The picnic benches were warped and puddled, and speckled with bird droppings, so I wiped off a swing with a corner of my jacket and sat down. Jeremy stood above me, leaning on one of the iron poles of the swing set.

“You have ten minutes,” I said.

“Virginia is over, Nicky.”

“She is, is she? Funny, I know when she's over, but I had no idea when she began. And why is she over?”

“We had nothing in common, really. She's not, actually, a very deep thinker. She doesn't have your wit, your perception.”

“So you want to get back together with me because, compared to fluffball Virginia, I'm Dorothy Parker? That's really flattering.”

“How long are you going to keep punishing me, Nicky?”

“Oh, Jeremy, I'm not punishing you. I mean, I
was
punishing you but not anymore. Now I just want my mother to stop nagging me about you.”

“That's all I am to you, one more thing your mother nags you about?”

“Of course not. You had really lousy luck, in a way. If I hadn't found out about your fling with Virginia, we might still be together.”

“I think we would have been. I really do, Nicky. I know that this fellow, this trades unions organizer, has you a bit thrown off balance right now. Your mother told me.”

“How would she know? There's nothing going on between Tony and me. And we don't say ‘trades unions' over here.”

He ignored this childish dig.

“I think that when you consider it rationally, you'll realize that we should have another chance.”

“Jeremy, we had great moments, especially in bed, and I learned a lot from you about the Spanish Civil War and the economics of the fifteenth-century silk trade. Can't we leave it at that?”

“I still want you,” he said, and took my hand. “I still think we have a lot to offer each other.”

“I don't want half a loaf,” I said. “I want … abundance. We don't have that. We'll never have that. It's not your fault. We're just mismatched.”

“Mismatched? Can you really say we're mismatched?”

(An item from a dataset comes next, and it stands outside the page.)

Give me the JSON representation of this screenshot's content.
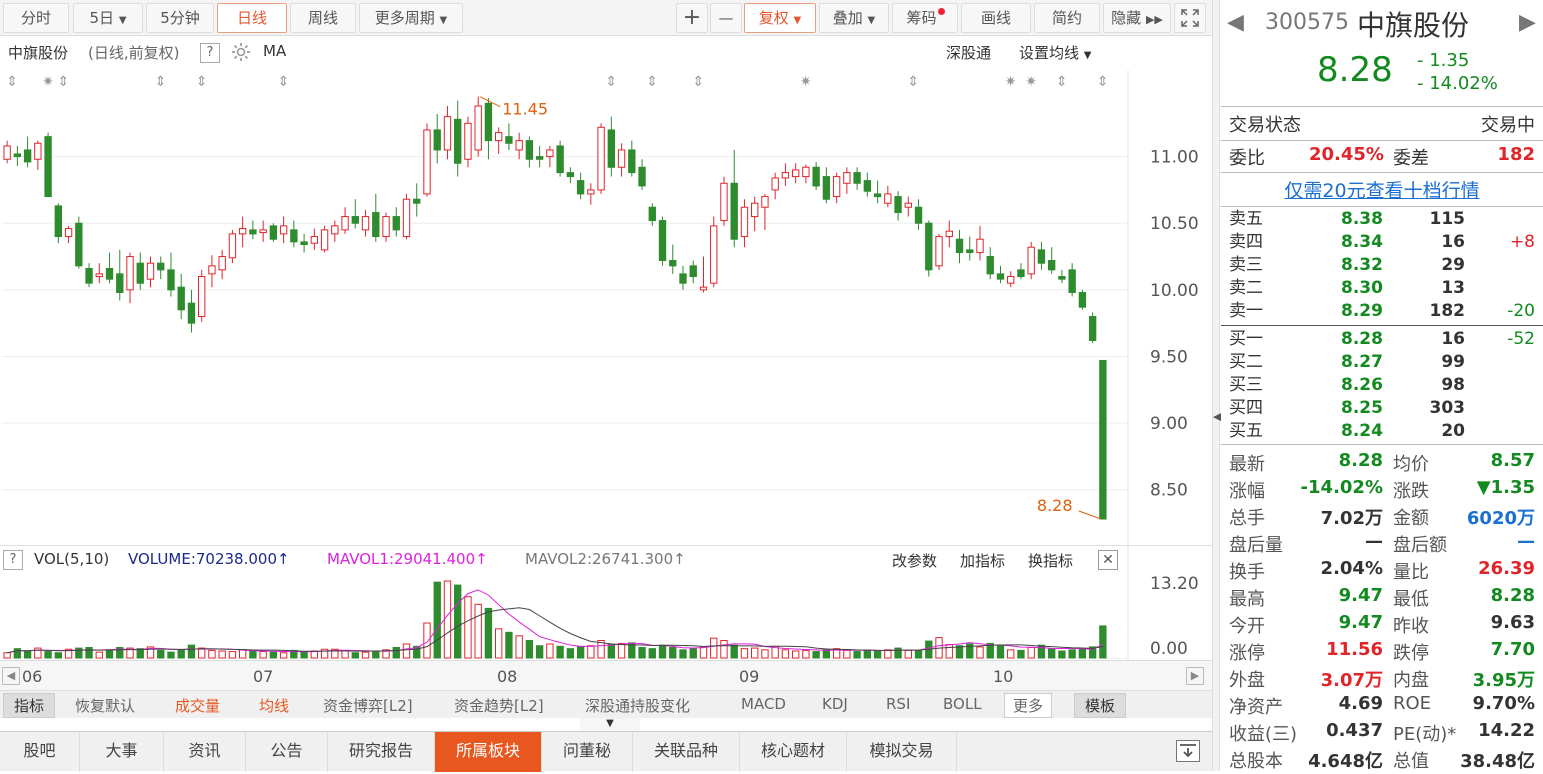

He leaned down and kissed me, holding my head gently between his hands and tilting my chin up. My mouth opened under his. He kissed me with passion and infinite patience, ravishingly perfect kisses. I struggled to my feet but once I was standing up, I didn't pull away. He had never conveyed such yearning, not even in our first months together, and it was sweet and warming. He held me tightly, reaching under my jacket to slide his hands up my back. It was intoxicating, kissing him. It always had been. I forgot, for those minutes, that you can't live on champagne.